L'événement à Peristeri
Alexis Tsipras, président de la Coalition de la gauche hellénique (ELAS), a poursuivi sa série de dialogues ouverts intitulée « Maintenant on parle » mercredi soir à Peristeri, une banlieue ouest d'Athènes. Le rassemblement a eu lieu sur la place de l'Hôtel de Ville, après le premier événement à Nikaia. Tsipras s'est adressé à une foule chaleureuse, interagissant directement avec les citoyens et les invitant à partager leurs préoccupations.
La pique à Georgiadis
Au cours de son discours, Tsipras a répondu aux récentes critiques d'Adonis Georgiadis, qui l'aurait traité de Premier ministre « le plus sale ». Tsipras a rejeté l'insulte, affirmant qu'elle avait un effet inattendu.

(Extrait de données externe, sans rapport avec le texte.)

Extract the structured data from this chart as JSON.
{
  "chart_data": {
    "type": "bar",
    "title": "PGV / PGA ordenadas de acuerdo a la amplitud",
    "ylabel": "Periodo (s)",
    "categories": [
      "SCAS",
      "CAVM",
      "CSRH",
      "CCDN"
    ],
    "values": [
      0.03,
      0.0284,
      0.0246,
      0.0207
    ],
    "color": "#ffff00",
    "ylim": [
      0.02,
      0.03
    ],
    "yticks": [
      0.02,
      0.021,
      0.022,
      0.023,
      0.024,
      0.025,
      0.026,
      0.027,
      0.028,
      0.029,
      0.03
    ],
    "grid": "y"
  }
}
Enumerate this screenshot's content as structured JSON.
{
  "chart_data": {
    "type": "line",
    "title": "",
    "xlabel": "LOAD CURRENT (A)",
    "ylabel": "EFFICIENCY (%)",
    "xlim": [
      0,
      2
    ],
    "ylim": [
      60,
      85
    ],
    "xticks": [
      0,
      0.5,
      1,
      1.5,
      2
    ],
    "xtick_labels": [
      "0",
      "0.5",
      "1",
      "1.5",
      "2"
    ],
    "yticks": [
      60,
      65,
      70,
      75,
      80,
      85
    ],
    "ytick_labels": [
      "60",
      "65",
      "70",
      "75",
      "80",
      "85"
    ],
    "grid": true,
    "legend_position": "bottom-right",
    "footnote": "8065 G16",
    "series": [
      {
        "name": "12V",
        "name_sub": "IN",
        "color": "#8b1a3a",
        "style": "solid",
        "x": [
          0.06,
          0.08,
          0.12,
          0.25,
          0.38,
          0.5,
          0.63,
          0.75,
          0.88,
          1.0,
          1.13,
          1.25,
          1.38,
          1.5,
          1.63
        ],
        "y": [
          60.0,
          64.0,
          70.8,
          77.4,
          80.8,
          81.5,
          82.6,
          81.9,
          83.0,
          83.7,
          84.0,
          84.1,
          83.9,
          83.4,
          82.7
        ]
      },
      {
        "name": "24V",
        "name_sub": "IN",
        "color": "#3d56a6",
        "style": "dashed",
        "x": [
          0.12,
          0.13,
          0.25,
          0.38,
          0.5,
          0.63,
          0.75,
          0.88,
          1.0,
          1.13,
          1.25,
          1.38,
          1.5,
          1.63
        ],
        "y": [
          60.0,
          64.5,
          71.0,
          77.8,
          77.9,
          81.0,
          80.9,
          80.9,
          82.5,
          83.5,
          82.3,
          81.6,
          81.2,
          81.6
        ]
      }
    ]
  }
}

Chaque fois qu'Adonis Georgiadis nous insulte, nous gagnons un point dans les sondages. Je devrais lui envoyer des fleurs.
Invention d'« adonismos »
Tsipras a ensuite élargi sa critique, arguant que le vrai problème n'était pas Georgiadis personnellement mais une philosophie politique plus large qu'il a qualifiée d'« adonismos ». Il a accusé Kyriakos Mitsotakis d'orchestrer cette approche.
Le problème du pays et la toxicité politique dans laquelle nous vivons n'est pas Adonis, mais l'adonismos. Qu'est-ce que l'adonismos ? C'est une philosophie politique choisie, favorisée et orchestrée non par Adonis, mais par Kyriakos Mitsotakis.
Message politique
Tsipras a souligné que le slogan de son parti est « Avec la société, pour la société, depuis la société » et a insisté sur le fait que le système politique ne peut fonctionner sans deux pôles. Il a dit au public : « Nous ne sommes pas venus vous dire quoi faire, mais pour vous demander quoi faire », renforçant l'ethos participatif de l'initiative « Maintenant on parle ». L'événement fait partie d'un effort pour construire un dialogue direct avec les citoyens et tirer des conclusions politiques de ces échanges.